Duss: Andere Konsumationsangebote waren immer eine Konkurrenz, sei es Radio, Fernsehen, Netflix oder Kino. Aber das geht aneinander vorbei. Klar lesen Jugendliche weniger als wir früher. Aber es gibt ja immer noch Schulbibliotheken, und gerade Fantasy-Angebote wie «Harry Potter» ziehen auch heute.

zentralplus: Was ist die Grundlage für Ihren 30-jährigen Erfolg?

Duss: Als mittelgrosse Buchhandlung ist es der gute Service. Freundlich sein und gute Tipps geben, wenn Kunden nicht selber schmökern wollen. Und Bestellungen müssen reibungslos und schnell ablaufen. Wenn man bei uns vor 17 Uhr bestellt, ist das Buch meistens am nächsten Tag hier.

Das Jubiläumsfest

30 Jahre Buchhandlung Hirschmatt: Freitag, 18. Mai, 19.30 Uhr, Neubad Luzern. Mit André David Winter, Barbara Geiser, Beat Vogt, Ariane von Graffenried, Matto Kämpf. Moderation: Renate Metzger-Breitenfellner. Das Fest steigt gemeinsam mit den Luzerner Verlagen «Der Gesunde Menschenversand» und «Edition Bücherlese».

zentralplus: Haben Sie viele Kunden, die Empfehlungen wünschen?

Duss: Ja, wir haben ein Stammpublikum, das auf die Empfehlungen von einzelnen Buchhändlerinnen hört. Wir haben auch so eine Art Buchzeichen, wo draufsteht, wer es von uns gelesen hat – eine Empfehlung und Kurzkritik sozusagen.

zentralplus: Muss man in einer Buchhandlung Nostalgiker sein?

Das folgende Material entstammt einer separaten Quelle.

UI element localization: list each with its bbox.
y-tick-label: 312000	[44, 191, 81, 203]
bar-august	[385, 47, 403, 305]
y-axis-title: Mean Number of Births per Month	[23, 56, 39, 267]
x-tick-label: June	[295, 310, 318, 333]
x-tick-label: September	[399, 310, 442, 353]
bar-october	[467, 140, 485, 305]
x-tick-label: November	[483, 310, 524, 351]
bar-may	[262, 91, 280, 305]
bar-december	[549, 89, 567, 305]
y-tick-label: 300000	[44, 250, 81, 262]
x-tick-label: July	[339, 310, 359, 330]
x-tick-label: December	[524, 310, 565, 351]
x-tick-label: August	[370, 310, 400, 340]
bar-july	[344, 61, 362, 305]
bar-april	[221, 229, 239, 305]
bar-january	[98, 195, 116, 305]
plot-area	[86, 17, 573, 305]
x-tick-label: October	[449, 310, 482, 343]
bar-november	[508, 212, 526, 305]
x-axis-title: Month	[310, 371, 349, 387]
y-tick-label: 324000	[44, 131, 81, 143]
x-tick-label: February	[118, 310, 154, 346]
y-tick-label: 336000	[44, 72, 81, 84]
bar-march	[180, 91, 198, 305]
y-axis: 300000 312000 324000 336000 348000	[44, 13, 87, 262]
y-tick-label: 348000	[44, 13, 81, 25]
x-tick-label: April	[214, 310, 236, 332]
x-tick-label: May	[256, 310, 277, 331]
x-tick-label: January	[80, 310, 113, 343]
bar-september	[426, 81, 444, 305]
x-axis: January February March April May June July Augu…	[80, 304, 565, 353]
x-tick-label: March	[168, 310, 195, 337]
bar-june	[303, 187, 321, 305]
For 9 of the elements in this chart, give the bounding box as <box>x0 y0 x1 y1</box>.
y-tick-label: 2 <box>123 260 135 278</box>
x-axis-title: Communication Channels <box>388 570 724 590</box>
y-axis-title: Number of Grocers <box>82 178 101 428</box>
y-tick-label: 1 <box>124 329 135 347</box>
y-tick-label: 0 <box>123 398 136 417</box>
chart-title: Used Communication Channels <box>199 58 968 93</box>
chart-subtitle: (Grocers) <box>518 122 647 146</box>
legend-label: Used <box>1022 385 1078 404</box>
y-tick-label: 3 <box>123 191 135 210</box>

Duss: Ich denke schon. Der grosse Verdienst liegt nicht mehr drin, auch wenn Buchhändlerinnen heute einen anständigen Lohn verdienen. Und viel macht man in der Freizeit. Denn für das Lesen hat man hier keine Zeit. Aber dafür konnten wir das Hobby zum Beruf machen.